Historically, patients selected for clinical trials based on established data-derived indications and protocols for the application of HSCT for hematologic malignancies have been restricted to patients less than 50 years old for allogeneic transplant and under 65 for autologous transplant. Use of a single chronologic age as a precise cutoff to indicate clinical fitness for therapies that produce a wide range of organ toxicities from chemotherapy, radiation, graft-vs-host disease, and other insults is well recognized to be problematic. When allogeneic transplant was first implemented, an age over 35 was too old. The development of nonmyeloablative and reduced-intensity conditioning allogeneic HSCT has expanded the age limit.
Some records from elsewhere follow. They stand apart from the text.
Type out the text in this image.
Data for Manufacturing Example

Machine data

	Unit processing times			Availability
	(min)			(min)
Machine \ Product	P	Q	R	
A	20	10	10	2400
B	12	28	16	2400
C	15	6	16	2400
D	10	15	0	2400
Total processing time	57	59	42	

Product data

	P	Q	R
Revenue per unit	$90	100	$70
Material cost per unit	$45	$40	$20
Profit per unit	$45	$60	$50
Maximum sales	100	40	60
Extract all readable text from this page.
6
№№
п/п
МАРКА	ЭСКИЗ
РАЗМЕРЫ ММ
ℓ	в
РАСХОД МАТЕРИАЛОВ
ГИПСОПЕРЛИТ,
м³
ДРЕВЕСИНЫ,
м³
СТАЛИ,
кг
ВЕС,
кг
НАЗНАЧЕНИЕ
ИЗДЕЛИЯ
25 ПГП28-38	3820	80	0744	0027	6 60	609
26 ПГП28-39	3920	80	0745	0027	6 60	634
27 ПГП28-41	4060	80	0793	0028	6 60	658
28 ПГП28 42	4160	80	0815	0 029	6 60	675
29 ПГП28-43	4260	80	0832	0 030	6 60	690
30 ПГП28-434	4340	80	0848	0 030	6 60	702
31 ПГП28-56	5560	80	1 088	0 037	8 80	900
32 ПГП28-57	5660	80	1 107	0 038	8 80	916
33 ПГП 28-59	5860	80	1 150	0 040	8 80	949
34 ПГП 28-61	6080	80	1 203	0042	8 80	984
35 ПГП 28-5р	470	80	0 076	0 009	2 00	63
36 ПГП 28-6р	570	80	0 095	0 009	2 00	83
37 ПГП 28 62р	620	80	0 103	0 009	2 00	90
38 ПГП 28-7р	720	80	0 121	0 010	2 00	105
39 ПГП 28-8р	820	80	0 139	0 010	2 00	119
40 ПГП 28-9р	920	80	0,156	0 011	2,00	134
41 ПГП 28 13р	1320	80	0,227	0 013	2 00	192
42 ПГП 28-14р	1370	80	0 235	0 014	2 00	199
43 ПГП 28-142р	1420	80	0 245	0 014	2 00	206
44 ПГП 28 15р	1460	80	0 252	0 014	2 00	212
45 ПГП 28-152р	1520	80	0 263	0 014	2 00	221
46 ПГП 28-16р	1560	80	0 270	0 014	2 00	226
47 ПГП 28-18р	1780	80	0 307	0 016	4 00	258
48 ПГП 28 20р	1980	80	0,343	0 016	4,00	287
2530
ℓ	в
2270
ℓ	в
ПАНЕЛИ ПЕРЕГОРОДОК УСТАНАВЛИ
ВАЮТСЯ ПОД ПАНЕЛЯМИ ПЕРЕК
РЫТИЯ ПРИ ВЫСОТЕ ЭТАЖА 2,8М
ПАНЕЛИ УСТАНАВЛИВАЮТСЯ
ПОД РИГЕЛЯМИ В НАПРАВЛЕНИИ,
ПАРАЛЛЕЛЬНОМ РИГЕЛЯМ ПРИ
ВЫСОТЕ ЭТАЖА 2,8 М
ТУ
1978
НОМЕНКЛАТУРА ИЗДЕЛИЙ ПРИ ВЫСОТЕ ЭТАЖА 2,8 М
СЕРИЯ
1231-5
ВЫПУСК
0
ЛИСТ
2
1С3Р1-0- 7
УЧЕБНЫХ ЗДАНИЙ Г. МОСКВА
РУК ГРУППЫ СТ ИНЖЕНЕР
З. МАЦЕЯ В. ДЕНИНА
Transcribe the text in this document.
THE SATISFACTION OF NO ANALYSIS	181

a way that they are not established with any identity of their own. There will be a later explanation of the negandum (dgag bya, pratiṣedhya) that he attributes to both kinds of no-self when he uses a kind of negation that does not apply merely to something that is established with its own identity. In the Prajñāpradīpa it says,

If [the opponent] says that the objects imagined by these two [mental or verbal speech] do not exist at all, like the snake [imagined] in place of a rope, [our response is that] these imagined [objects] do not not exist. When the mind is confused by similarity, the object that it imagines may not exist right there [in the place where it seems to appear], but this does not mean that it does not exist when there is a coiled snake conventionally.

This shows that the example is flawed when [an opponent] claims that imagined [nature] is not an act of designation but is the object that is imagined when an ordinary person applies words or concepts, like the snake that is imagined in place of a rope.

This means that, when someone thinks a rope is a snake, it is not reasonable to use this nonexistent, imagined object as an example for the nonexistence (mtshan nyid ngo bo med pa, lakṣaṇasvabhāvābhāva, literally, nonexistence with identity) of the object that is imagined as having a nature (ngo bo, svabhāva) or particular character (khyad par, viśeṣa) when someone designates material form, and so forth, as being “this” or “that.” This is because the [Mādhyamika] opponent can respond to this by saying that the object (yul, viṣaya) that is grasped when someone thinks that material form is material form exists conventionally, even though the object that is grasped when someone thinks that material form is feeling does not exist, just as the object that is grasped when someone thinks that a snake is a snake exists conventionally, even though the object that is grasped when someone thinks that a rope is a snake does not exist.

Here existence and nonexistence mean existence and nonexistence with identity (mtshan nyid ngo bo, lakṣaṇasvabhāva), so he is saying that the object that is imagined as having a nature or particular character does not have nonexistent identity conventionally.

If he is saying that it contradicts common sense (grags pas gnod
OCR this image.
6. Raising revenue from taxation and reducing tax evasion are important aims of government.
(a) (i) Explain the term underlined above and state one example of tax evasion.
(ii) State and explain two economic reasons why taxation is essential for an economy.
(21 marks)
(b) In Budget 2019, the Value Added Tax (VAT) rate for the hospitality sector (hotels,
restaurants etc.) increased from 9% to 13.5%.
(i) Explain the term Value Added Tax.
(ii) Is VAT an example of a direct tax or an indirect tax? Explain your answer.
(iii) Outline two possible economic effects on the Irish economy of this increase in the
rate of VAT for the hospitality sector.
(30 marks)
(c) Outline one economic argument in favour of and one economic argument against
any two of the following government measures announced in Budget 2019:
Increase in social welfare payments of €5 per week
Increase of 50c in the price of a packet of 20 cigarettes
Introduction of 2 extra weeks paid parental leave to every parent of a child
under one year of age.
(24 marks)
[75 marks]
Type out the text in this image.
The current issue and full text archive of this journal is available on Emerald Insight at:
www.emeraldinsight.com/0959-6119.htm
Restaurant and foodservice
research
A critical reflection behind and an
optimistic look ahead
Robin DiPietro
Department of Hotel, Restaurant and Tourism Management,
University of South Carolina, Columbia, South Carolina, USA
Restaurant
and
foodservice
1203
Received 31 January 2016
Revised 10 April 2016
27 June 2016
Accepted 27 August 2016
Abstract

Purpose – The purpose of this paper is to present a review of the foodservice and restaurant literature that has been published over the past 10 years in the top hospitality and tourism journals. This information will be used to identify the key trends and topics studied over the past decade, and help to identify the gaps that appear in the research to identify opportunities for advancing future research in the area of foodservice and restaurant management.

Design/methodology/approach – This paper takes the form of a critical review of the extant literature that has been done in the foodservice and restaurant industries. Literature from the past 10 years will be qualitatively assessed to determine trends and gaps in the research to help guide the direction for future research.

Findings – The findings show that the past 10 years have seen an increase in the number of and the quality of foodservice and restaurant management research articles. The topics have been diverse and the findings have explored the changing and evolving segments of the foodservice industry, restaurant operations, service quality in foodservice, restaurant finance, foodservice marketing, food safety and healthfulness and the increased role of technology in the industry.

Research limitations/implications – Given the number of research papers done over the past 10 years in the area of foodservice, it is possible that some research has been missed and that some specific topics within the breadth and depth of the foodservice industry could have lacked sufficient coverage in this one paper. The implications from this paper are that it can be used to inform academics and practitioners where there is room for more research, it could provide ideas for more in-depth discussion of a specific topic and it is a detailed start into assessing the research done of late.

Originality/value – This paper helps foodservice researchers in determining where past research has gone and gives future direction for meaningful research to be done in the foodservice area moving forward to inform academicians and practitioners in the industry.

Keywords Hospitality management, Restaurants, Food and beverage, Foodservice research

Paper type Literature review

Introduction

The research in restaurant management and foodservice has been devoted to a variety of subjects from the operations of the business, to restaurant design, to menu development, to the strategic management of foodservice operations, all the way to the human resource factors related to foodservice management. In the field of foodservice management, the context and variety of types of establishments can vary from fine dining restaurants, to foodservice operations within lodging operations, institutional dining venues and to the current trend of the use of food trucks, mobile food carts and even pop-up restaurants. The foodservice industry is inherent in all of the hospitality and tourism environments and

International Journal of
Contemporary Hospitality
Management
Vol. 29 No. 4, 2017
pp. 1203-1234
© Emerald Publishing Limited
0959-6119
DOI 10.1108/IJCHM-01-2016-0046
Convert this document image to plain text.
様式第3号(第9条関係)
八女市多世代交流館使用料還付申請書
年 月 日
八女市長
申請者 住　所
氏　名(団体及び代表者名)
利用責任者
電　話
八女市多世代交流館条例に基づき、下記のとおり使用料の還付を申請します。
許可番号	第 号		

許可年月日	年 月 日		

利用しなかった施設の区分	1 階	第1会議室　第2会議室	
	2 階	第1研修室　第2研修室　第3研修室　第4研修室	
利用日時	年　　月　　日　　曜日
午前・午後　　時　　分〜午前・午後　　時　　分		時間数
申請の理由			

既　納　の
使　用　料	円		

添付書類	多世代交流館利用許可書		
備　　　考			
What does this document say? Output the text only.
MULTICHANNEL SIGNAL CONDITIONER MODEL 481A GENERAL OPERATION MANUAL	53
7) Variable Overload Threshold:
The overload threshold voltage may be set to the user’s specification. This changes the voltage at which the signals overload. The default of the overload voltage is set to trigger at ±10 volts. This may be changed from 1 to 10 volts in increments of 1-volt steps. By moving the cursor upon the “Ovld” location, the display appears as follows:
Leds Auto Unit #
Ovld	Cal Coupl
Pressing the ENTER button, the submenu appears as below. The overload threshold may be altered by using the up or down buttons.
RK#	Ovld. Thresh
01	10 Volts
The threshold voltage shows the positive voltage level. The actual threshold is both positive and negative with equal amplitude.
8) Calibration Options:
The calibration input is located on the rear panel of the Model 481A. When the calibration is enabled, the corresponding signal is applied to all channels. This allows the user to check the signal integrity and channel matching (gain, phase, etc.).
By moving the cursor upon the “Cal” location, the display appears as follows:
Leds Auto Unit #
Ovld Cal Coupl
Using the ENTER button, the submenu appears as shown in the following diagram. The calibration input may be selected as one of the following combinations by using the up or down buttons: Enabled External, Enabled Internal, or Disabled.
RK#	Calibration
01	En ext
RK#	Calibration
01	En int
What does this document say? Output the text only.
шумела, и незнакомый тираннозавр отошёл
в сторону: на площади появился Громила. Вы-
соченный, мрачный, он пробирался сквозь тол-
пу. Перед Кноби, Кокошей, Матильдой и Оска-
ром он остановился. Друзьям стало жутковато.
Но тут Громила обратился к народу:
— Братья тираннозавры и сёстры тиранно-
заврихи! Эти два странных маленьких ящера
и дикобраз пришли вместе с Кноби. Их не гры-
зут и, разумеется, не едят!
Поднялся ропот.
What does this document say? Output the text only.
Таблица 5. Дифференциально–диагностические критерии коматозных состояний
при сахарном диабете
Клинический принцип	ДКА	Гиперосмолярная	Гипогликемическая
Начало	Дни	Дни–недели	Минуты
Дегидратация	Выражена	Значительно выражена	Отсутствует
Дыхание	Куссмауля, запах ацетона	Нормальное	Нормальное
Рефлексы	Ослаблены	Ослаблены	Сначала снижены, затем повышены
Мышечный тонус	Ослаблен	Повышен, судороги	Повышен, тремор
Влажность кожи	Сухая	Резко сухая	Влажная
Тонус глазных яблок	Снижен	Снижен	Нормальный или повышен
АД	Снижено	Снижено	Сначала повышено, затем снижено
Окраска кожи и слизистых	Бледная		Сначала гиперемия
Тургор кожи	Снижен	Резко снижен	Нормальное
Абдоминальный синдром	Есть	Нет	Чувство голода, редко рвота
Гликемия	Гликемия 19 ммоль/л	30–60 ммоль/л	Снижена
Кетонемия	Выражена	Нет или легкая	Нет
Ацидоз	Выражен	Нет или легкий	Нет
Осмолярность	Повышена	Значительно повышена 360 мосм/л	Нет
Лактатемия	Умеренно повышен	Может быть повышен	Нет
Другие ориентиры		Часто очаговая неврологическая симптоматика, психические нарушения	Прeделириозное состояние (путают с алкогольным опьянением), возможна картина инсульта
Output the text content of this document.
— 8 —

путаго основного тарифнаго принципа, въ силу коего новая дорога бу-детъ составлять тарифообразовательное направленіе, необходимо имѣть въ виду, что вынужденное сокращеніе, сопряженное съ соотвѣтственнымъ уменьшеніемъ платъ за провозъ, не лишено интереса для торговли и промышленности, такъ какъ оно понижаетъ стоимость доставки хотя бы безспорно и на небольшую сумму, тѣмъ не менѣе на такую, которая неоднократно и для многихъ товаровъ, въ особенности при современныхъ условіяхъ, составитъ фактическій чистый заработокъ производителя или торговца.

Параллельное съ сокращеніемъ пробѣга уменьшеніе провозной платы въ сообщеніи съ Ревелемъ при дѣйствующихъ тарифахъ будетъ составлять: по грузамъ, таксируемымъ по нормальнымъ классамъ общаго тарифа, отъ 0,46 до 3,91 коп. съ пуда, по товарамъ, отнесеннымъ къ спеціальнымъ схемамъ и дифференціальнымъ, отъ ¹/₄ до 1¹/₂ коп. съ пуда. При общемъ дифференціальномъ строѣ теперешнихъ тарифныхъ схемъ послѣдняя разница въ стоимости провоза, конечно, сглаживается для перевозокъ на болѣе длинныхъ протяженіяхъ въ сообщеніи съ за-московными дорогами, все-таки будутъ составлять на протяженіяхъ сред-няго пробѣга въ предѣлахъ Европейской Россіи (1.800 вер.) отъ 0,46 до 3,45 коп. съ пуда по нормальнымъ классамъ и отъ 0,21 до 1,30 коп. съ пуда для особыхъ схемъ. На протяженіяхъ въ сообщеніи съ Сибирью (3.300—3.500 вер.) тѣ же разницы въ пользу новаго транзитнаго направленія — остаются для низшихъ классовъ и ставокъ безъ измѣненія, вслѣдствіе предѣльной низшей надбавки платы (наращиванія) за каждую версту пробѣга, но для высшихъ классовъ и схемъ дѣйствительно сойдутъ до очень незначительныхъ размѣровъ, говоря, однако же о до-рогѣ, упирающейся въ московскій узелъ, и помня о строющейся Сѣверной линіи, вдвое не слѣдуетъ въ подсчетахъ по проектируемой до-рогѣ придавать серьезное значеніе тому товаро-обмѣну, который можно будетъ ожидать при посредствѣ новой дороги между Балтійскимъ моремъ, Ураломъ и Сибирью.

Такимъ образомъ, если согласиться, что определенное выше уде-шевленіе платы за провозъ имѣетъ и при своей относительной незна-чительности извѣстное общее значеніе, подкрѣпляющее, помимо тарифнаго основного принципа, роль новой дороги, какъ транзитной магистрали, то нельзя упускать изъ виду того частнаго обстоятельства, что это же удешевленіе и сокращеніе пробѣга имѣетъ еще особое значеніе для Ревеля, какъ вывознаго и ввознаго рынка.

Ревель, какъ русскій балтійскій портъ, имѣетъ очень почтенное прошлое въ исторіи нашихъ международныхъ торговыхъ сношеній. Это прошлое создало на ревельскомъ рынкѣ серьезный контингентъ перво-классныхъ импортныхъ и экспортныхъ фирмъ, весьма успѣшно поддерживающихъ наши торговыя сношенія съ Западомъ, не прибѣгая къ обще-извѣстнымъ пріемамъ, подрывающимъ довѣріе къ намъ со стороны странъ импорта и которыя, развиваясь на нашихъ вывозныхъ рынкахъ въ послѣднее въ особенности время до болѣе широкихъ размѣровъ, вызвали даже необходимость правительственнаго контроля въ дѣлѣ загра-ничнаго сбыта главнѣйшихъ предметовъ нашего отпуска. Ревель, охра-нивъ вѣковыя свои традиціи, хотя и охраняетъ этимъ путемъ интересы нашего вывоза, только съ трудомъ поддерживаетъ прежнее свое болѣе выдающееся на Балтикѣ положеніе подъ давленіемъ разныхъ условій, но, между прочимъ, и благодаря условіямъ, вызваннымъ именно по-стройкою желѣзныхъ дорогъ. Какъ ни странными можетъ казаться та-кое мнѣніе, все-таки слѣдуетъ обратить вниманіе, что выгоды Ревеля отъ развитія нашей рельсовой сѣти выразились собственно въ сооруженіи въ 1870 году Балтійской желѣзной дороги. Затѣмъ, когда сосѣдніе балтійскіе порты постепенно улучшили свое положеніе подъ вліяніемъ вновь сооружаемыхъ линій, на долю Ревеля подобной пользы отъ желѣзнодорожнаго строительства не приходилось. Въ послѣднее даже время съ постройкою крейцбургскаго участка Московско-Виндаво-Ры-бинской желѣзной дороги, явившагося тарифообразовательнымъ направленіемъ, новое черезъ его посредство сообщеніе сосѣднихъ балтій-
Since HSCT can be considered one of our most aggressive treatments, with significant morbidity and mortality, this is a clinical situation in need of accurate predictive methodologies for fitness rather than age. Approaches in general oncology practice are under development including applications such as the comprehensive geriatric assessment of fitness for older patients with cancer.[2-4] For HSCT, the authors review a general transplant fitness assessment tool that includes an analysis of comorbidities,[5] which recently has been applied to acute myeloid leukemia (AML) and myelodysplastic syndromes (MDS).[6] Overall, as reviewed by the authors and discussed below, such fitness measures in elderly adults need further development and application in the transplant arena.

 Mobilizing Stem Cells

In the first part of their review, Ballester, Tirona, and Ballester consider three critical questions that are particularly relevant for the older patient. First, can the older individual mobilize sufficient numbers of hematopoietic stem cells that functionally restore stable and long-term hematopoiesis in the recipient? Anyone who has practiced hematology and evaluated bone marrow specimens from individuals of different ages is familiar with the predictable decreased cellularity seen with increasing age (10% per decade, on average). The reported decline in hematopoietic reserve, therefore, is not surprising.

The authors review interesting murine data showing that we have much to learn. Older mice are more anemic but can mobilize more hematopoietic stem cells and progenitor cells.[7,8] Additionally, myeloid/lymphoid ratios and stromal functions are abnormal, potentially of great significance in graft biology and the development of graft-vs-host disease. In healthy older humans, CD34+ peripheral blood stem cells are decreased, and again, myeloid/lymphoid ratios are altered, but not necessarily in the same direction as in mice.[9]

Interestingly, the response of hematopoietic stem cells to hematopoietic growth factors may differ in older individuals as well.[10] Although progress awaits the development of biologic measures of bone marrow reserve, advances in improved peripheral blood stem cell mobilization and expansion, and alternative graft sources including double cord transplants and embryonic stem cells, Ballester and coauthors identify studies that support the idea that older individuals—including those over 70—can mobilize sufficient numbers of hematopoietic stem cells to functionally restore stable and long-term hematopoiesis.